Nothing surprised us or caught us off guard. I will say our development team was on an off-site get together during this last outage, so the editor crashing wasn’t an issue for our team, but we also didn’t hear much from our end-users. We had 1 end user reach out and inform us that the file uploader was throwing an error, but thanks to the knowledge and wisdom shared by our Bubble representative, I can piece together an educated guess on the why without reaching out.

I do think it’s a bit of an overstatement to say that the it didn’t affect people on Dedicated though, because truthfully even dedicated instances have several dependencies on the main cluster still. The biggest plus though is that in most cases, any hiccups only affects our development team, and not the end users. I’d rather myself be annoyed and unable to be productive than have our end users have that experience. But, it’s not fair to say that it didn’t have an affect at all, because it did. A more fair term to say there would be: “Most applications on Dedicated plans remained online, and those who didn’t a root cause has been identified” - Obviously I am assuming a bit at the end there, but I feel like that is a better way to present the events on Dedicated applications.

7 Likes

Thats fair, but I am just asking for better communication about the true impact of using a test plugin (especially in a dedicated plan). Theres a big difference between a general warning that states my app might be slower if I test my plugins in production vs stating it bridges my app to the main cluster.

When i migrated to dedicated, i received a 13 page guide on the transition, this should have been on there. What other edge cases are there that might take down a dedicated server when the main cluster is down?

4 Likes

I 100% see what you mean, it’s definetly an unexpected issue and I’m sure there wil be a note about that in the next version of that guide.

Anyway for me that warning has always been enough to leave prodution app to production plugin, and use toy apps for testing :man_shrugging:

3 Likes

The question remains the same regardless. Why don’t you guys push code after hours, meaning after 5pm west coast time? Why risking so much? How many people have to be on duty to revert the pushes? You guys force us to push our apps after hours for our clients, why don’t you do the same for your clients?

Honestly it makes no sense that this happens every other week.

9 Likes

For me this is weird. Supposedly the editors are running on our instances. Seems like the code would be isolated but ‘parently not

Also

Ours (Mirea) is awesome! And super helpful.

5 Likes

I’m reaching out with deep concern about the ongoing disruptions we are experiencing with Bubble.io hosting. The impact of these interruptions on our business operations and client relationships has reached a critical point, and I feel compelled to address this issue publicly.

The assumption of full responsibility by Bubble.io does little to mitigate the actual issues we are facing.
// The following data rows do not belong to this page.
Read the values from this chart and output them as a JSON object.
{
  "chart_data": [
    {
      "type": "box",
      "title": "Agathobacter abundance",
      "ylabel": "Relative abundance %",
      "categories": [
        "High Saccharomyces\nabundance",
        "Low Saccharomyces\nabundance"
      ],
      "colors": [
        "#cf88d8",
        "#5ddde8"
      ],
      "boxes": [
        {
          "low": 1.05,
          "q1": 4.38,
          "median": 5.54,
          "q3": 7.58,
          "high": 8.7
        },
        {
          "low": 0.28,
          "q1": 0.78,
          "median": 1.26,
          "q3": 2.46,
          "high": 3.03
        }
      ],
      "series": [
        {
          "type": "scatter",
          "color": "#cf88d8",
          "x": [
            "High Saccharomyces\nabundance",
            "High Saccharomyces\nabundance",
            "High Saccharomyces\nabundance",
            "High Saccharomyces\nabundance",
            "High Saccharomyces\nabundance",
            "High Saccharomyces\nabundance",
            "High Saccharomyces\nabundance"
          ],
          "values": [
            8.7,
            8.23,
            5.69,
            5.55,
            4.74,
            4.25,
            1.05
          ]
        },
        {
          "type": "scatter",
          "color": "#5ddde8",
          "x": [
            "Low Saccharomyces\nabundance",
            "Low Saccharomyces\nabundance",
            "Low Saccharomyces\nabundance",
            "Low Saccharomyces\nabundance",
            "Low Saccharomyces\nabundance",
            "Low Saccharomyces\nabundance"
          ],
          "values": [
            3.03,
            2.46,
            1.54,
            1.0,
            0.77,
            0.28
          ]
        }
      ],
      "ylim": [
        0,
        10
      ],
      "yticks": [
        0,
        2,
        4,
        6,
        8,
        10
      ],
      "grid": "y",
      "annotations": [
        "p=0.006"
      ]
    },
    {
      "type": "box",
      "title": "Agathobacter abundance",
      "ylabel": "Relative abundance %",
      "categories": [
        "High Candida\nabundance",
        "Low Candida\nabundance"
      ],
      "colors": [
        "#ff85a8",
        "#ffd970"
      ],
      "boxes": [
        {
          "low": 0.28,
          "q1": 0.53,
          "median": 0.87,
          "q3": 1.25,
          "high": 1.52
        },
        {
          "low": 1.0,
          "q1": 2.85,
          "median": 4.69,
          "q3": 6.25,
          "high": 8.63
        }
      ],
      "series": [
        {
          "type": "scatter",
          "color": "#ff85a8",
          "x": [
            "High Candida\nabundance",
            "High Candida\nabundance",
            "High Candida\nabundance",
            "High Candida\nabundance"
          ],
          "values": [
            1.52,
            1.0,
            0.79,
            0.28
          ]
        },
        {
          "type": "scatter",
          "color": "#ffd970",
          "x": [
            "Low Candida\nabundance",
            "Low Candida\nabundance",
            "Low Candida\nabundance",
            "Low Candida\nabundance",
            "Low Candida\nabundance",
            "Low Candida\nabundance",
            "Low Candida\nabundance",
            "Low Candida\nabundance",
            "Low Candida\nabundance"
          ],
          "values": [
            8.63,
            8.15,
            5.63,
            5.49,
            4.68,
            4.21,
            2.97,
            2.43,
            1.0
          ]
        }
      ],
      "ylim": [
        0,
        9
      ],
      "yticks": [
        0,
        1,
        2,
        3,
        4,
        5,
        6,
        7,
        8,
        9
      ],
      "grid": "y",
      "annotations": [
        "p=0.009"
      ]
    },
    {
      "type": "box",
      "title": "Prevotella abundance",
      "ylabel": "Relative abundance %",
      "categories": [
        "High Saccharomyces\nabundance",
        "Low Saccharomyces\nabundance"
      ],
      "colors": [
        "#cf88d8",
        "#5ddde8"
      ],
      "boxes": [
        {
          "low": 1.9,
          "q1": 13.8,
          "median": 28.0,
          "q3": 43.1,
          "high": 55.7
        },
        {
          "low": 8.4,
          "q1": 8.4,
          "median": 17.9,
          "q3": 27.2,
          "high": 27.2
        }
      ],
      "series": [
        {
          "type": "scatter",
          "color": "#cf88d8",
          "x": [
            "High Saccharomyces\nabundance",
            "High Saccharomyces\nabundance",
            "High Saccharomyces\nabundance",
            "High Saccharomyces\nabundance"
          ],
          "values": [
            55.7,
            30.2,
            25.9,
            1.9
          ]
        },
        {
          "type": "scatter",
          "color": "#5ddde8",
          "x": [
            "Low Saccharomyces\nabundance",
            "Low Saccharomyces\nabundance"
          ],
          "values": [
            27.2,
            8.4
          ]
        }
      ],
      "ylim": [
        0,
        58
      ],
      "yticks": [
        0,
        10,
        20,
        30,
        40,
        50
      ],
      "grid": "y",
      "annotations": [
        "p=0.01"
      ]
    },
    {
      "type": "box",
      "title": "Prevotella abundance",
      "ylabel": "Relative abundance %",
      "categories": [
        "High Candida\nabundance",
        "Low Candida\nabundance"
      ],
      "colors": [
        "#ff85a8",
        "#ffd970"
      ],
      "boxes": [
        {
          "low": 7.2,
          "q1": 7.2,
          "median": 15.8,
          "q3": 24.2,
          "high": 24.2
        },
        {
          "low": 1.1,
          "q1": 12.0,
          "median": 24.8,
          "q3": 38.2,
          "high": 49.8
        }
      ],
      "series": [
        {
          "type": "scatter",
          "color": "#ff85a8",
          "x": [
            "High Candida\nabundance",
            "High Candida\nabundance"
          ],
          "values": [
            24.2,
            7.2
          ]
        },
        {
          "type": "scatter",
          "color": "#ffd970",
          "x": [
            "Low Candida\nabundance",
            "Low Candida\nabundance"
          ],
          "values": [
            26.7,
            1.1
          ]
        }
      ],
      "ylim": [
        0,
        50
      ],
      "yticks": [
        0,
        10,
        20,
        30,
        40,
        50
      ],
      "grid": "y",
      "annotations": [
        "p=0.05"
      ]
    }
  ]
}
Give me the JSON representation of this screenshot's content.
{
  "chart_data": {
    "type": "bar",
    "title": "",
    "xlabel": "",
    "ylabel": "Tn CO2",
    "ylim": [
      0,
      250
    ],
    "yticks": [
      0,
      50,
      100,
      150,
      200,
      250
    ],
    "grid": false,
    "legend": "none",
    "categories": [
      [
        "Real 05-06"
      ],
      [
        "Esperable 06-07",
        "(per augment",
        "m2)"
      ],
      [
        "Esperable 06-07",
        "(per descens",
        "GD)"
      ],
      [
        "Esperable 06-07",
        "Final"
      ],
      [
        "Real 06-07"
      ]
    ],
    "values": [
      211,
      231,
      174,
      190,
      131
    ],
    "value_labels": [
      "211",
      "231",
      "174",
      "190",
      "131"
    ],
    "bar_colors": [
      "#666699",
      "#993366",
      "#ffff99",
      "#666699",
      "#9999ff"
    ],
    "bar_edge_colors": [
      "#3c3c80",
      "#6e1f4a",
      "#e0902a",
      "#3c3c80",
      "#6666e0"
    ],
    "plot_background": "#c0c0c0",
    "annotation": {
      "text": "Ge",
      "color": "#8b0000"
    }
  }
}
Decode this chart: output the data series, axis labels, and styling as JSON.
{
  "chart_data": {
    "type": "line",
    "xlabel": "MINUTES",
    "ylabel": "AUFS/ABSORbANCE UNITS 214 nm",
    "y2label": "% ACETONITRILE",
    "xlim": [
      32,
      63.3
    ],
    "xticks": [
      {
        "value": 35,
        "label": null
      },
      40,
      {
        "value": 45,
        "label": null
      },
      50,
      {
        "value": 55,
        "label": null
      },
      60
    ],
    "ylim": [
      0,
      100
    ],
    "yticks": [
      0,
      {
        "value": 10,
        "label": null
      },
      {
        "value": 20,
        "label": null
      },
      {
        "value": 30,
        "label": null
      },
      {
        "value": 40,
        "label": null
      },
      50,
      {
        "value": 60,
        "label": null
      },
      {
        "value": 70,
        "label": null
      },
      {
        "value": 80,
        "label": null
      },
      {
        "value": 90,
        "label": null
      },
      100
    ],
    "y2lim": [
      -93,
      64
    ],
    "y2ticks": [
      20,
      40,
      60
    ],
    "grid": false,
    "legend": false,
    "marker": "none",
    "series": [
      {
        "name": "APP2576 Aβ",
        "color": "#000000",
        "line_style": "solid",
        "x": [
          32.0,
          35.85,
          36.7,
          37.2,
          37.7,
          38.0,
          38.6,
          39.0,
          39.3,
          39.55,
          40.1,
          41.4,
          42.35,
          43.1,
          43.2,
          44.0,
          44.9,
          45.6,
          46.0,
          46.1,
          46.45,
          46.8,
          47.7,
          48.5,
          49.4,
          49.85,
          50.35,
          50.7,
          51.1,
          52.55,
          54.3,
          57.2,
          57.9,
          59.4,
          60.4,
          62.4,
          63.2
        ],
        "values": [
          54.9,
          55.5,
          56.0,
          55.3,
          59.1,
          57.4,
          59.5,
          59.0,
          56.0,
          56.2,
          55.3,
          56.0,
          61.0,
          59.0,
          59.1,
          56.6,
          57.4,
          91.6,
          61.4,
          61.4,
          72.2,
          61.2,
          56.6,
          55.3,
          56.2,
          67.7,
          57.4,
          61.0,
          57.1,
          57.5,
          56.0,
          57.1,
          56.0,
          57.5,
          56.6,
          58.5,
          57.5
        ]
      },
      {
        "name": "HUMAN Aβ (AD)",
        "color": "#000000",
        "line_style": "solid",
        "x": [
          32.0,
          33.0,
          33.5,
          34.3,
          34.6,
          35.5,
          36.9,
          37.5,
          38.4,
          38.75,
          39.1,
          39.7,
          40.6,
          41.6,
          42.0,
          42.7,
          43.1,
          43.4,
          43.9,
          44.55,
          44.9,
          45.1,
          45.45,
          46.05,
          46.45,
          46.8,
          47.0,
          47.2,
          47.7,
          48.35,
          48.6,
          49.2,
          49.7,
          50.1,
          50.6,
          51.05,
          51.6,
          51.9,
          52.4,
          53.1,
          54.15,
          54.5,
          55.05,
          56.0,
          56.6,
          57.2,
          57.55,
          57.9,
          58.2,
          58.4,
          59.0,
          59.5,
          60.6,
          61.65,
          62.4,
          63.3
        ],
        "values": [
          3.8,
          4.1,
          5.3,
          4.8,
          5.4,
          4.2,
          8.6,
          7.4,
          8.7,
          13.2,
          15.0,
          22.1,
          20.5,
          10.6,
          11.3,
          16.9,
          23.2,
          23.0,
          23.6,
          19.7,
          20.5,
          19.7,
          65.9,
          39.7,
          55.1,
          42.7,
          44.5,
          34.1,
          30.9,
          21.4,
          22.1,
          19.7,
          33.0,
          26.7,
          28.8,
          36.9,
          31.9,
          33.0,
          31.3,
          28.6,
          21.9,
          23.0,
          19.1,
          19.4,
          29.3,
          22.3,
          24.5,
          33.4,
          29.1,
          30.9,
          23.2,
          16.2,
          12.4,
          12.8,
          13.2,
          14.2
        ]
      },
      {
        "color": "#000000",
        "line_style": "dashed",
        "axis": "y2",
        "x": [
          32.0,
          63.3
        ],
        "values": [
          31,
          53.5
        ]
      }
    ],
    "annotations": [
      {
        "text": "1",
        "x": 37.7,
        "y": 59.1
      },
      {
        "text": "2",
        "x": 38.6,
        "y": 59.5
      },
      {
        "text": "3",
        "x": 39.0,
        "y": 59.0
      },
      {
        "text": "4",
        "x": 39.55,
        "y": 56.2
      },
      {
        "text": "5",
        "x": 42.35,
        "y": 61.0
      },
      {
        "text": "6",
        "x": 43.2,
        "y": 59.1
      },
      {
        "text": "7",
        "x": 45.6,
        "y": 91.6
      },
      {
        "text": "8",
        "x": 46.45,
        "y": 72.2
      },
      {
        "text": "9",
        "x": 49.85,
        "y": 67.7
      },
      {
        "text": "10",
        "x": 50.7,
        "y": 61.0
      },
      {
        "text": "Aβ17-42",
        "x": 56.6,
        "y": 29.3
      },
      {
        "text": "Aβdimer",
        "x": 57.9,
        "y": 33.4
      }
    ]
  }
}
The fact is, the frequency of disruptions is costing us customers, damaging our reputation, and affecting our bottom line.

One of the core issues is the lack of a proper testing environment. It appears that Bubble.io is using production environments for testing purposes, resulting in constant disruptions for paying subscribers like us. This practice is unacceptable and directly contributes to the problems we are encountering on a weekly basis.

In my twelve years of running my app on my own servers, I experienced only three service disruptions. Since migrating to Bubble.io, I am now dealing with disruptions almost every week. This level of instability is unsustainable and is putting our business at risk of losing significant clients.

I have had numerous meetings with upset customers who are frustrated with the continuous issues we are facing. These disruptions not only affect our operations but also erode the trust and confidence of our clients in our services.

I urge Bubble.io to take immediate action to rectify these issues. Whether it involves restructuring testing procedures, enhancing communication regarding maintenance and updates, or implementing stricter quality control measures, something needs to change.

As a paying customer, I expect a level of service that is reliable and consistent. If these disruptions persist without significant improvement, I may have no choice but to explore alternative hosting options or revert to previous technologies, which is a decision I would prefer not to make.

I hope that by bringing attention to these issues, we can work together to find solutions and ensure a more stable hosting environment for all Bubble.io users.

Thank you for your understanding and prompt attention to this matter.

11 Likes

Appreciate the postmortem and all your hard work. I personally please ask for a lengthy period of non risky coding to be pushed so I can rebuild trust and reputation for long enough to build a user base that will enable me to move to a dedicated server :pray:

2 Likes

agreed

1 Like

Hey Bek, this is a great point. We’re working to improve transparency and set clearer expectations about dedicated servers, and the Welcome to Dedicated packet is our first step with that! This will be expanded as we continue to grow, but for now just a quick reference:

Dedicated instances run on dedicated application and database compute, which is isolated from other Bubble applications. Dedicated instances do share Bubble’s overall infrastructure, and can be impacted by issues that occur in other parts of our infrastructure stack. The main dependencies Dedicated instances have on shared infrastructure are:

  • Our DNS, CDN, and networking layer
  • Real-time notifications
  • Some aspects of using the Bubble editor, including logging in, searching for, and installing plugins
  • Logs, as displayed on the “Server Logs” tab of the editor
  • Metrics, as displayed on the “App Metrics” tab of the editor
  • Accessing test plugins in runmode

Thank you for your feedback here, and for choosing dedicated! If you have questions about any of the dependencies I listed above, please reach out to your technical point of contact.

9 Likes

Dear Founder,

The ongoing disruptions and instability plaguing Bubble.io’s hosting services are no longer tolerable. As a paying customer, I demand immediate and decisive action to rectify these issues. The current state of affairs is damaging our business and reputation, and it’s imperative that you take responsibility and implement effective solutions. Our trust and investment in Bubble.io demand a reliable hosting environment, and anything less is unacceptable. I urge you to prioritize this matter and demonstrate a commitment to delivering the quality of service we expect and deserve.

4 Likes